Saturday, December 12, 2009
Euro Cross - Dublin 2009: The Irish Team
By Cliona Foley
HIS selection was somewhat controversial, but one of his key team-mates says that the Irish management was absolutely right to pick Alistair Cragg for Sunday's European Cross-Country Championships in Santry Demesne.
Eyebrows were raised at Cragg's selection considering he did not race in the Irish trials (the first three automatically qualified) and has only raced once (a subsequent road-race) since failing to get through the 5,000m heats at last summer's World Championships.
But Irish team-mate Mark Kenneally has backed his US-based Clonliffe club-mate to the hilt to pull out a big performance.
"I ran with Alistair the only time he ran Euro Cross-Country before and he was just amazing that day," Kenneally said of Cragg's eighth place in Croatia in 2002, which was the South African-born runner's Irish debut.
"What people don't realise is that we got over there on the Friday, raced on the Sunday and Alistair didn't get out of bed on the Saturday. He was sick as a pig yet he came out the next day and ran an unbelievable race.
potential
"OK, he has had bad runs in the past, but in terms of fielding your strongest potential team on the day, I felt we had to have him."
Cragg is only arriving in Ireland today and Martin Fagan tomorrow morning. Both men's respective training bases in California (Mammoth Lakes) and Arizona (Flagstaff) were hit by unseasonably early snow this week.
But Irish team manager Anne Keenan-Buckley said yesterday she has no worries about their late homecoming as it is designed to maximize their altitude training, pointing out that Andrew Ledwith recently won the national inter-counties just a day after arriving home from America.

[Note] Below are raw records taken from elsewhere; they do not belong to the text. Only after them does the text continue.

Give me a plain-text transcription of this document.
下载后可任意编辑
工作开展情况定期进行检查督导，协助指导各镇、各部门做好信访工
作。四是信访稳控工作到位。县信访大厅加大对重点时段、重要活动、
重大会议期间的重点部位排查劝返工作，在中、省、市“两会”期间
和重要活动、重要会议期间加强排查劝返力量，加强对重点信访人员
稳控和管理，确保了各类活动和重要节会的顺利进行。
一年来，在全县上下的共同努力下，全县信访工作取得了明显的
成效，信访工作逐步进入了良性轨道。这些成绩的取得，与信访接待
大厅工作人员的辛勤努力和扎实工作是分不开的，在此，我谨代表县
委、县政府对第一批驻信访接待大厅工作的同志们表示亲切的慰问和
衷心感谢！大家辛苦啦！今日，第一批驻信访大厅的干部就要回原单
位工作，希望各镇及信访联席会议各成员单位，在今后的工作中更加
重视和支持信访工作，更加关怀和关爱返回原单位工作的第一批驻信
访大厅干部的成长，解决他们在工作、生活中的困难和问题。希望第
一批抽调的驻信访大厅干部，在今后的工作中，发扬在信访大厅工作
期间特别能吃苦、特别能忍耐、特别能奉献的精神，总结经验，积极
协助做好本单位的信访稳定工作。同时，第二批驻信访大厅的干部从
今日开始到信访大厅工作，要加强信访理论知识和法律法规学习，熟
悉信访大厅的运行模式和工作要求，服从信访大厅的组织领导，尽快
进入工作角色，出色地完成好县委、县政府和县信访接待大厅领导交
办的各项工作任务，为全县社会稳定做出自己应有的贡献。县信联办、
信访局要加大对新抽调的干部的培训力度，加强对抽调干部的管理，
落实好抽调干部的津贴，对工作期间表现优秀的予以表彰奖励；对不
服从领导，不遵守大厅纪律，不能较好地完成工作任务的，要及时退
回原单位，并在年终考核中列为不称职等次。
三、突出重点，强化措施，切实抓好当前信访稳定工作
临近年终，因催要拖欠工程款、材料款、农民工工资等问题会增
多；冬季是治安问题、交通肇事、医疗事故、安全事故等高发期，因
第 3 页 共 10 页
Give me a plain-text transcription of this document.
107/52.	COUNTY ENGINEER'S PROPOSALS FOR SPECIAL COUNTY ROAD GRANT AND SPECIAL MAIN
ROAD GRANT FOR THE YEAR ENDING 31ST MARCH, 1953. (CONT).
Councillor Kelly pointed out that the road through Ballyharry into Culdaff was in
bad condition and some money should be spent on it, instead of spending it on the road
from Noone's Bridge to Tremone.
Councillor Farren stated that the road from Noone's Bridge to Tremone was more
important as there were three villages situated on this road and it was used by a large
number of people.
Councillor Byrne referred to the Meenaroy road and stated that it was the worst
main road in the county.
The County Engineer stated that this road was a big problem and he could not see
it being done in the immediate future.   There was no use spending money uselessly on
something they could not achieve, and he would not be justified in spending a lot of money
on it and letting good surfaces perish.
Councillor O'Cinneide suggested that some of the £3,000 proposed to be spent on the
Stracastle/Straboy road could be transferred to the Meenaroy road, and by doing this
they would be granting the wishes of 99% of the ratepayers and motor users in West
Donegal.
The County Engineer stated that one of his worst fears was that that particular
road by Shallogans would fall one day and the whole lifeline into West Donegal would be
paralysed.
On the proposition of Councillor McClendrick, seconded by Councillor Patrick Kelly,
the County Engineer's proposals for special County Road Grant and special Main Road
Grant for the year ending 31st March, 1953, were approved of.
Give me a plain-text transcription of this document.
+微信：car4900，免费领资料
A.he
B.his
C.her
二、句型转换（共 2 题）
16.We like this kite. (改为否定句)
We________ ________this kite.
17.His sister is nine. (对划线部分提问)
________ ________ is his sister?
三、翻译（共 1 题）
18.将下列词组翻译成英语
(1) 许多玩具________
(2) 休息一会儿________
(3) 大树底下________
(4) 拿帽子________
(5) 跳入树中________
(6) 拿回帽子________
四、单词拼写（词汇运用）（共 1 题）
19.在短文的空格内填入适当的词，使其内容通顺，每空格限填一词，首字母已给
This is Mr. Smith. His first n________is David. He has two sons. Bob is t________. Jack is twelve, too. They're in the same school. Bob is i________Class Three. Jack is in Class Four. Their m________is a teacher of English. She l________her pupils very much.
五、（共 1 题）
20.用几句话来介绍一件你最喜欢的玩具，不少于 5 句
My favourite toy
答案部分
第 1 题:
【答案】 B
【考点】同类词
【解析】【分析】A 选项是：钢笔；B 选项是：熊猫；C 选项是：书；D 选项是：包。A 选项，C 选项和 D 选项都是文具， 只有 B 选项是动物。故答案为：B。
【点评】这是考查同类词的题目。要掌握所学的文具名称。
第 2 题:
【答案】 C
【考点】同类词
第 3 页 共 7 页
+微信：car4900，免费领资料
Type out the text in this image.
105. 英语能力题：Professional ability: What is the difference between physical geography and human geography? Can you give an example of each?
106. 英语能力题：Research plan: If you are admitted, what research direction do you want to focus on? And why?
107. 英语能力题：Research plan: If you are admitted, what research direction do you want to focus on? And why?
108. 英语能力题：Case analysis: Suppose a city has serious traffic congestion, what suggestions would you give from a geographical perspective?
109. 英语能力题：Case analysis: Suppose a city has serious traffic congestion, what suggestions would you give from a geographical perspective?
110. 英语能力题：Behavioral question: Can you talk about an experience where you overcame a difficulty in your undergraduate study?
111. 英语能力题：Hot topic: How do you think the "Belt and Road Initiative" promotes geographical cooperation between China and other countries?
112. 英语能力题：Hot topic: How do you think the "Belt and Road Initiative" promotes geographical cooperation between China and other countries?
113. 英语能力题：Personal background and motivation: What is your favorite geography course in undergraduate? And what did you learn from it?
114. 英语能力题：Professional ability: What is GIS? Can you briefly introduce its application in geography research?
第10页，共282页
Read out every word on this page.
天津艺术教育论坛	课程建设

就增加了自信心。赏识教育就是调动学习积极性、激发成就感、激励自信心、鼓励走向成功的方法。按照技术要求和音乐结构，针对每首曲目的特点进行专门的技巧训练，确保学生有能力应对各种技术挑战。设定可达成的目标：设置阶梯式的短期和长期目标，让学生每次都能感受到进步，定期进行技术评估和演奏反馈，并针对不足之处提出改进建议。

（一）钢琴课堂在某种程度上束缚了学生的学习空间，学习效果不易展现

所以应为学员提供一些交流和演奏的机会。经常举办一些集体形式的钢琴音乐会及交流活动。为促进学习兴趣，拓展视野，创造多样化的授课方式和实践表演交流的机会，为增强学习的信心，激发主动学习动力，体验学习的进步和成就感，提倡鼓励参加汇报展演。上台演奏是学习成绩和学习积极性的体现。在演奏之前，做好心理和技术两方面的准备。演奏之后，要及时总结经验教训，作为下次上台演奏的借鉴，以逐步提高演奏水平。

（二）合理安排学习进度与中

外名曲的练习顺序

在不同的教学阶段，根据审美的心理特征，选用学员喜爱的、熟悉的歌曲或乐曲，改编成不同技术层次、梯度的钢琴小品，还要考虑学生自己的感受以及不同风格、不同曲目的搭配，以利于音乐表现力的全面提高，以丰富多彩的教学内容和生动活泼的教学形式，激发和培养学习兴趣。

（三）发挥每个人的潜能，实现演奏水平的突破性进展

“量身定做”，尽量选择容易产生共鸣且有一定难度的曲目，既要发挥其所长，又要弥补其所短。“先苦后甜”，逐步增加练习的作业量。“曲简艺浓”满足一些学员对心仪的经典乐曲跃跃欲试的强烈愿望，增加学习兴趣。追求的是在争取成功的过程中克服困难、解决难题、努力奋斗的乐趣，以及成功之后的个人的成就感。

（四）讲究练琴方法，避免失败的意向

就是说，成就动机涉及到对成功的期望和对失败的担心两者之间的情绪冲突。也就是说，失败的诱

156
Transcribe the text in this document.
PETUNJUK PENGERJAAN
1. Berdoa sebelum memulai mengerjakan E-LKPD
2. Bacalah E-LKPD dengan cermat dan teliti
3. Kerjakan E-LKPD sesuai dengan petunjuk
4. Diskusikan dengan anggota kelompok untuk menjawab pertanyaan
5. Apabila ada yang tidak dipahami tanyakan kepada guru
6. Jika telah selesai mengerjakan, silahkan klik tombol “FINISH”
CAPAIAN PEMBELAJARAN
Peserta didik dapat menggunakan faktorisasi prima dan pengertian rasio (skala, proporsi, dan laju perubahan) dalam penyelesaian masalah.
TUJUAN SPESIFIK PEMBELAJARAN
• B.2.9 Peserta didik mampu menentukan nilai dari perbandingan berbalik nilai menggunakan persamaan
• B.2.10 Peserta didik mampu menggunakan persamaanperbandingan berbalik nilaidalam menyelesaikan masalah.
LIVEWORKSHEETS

She stressed that the Irish senior women provide Ireland's best chance of a team medal but Kenneally was extremely optimistic also about the senior men's chances.
"I really think we've a very good chance to get a team medal," he insisted. "We're at home and have the strongest team I've every been on with Martin, Alistair and Andrew .
"I don't see any of us who should be outside the top 30 if we run well, and I really think we could have four guys in the top 15 or 20.
"Anne has talked about not going out too hard but, at the same time, if you're not close to where you want to be in the first five or six minutes you're not going to come through, so we have to be reasonably aggressive.
"If you're not in the top 15 or 20 by the two-kilometre mark you're just not going to be coming through. It's not the sort of race that you pick people off in, you have to be there and then you're hanging on really," Kenneally admitted.
Team-mate Mick Clohisey (Raheny), who was fourth in the inter-counties and later promoted to starting when Mark Christie had to pull out, also believes home venue will be a huge advantage.
But Clohisey, who coincidentally works in a shop locally for title sponsors Spar, accepted that nicking a team medal will probably all hang on Ireland's fourth man home as he will be the final scorer for the team event.
"On their day Fagan, Cragg and Ledwith should be well up there and then it's all about the fourth spot between the rest of us," he said.